Go ahead and run the script by typing:

python3 stats.py

It should display some system information.

Running Stats on Boot

You can pretty easily make it so this handy program runs every time you boot your Pi.

The fastest/easiest way is to put it in /etc/rc.local

Run sudo nano /etc/rc.local and add the line

sudo python3 /home/pi/stats.py &

on its own line right before exit 0

Then save and exit. Reboot to verify that the screen comes up on boot!

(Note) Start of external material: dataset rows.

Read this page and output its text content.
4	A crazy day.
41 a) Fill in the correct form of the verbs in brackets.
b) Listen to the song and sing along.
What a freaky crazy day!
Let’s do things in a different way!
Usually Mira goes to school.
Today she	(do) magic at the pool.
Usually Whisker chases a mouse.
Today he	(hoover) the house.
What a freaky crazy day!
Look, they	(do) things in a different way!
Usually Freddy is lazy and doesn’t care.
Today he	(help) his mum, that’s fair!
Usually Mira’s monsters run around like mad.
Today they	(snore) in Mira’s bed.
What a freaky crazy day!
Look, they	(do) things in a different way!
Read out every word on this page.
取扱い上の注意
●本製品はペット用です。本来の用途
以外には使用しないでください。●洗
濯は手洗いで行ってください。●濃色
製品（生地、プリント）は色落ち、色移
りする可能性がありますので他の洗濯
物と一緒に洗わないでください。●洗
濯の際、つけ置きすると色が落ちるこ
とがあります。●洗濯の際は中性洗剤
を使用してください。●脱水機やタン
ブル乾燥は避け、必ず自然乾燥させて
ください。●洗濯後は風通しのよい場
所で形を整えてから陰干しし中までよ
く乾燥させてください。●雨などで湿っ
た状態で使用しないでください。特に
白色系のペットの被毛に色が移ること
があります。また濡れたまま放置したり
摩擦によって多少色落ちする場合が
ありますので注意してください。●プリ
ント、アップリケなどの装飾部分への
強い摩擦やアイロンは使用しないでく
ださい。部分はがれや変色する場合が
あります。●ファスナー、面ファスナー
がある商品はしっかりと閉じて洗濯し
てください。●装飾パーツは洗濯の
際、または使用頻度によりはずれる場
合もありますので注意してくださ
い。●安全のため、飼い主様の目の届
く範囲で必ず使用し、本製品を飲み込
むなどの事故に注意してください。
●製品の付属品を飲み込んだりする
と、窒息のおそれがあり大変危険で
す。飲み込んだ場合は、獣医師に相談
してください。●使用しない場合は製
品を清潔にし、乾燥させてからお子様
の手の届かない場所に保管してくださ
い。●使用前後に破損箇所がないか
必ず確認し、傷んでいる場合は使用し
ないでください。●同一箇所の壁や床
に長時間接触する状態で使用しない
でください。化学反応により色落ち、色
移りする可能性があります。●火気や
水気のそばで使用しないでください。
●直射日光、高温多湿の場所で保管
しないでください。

Troubleshooting Stats on Boot

For the normal installation of Blinka on Raspberry Pi, we have you install stuff without the sudo keyword, which will install the libraries locally. However, to have the script run at boot, you will need to have the libraries available on a more system wide level. You can test this out by running the following command and see if the the stats come up:

sudo python3 /home/pi/stats.py

If you have any errors, most can be fixed by running the following command:

sudo pip3 install --upgrade adafruit-blinka adafruit-circuitpython-rgb-display spidev

Once you can get it to come up, go ahead and press Control+C and reboot the system. It should come up now.

Sometimes the Pi can boot too fast, so you may also need to add sleep 10 on the line before the command you added in /etc/rc.local.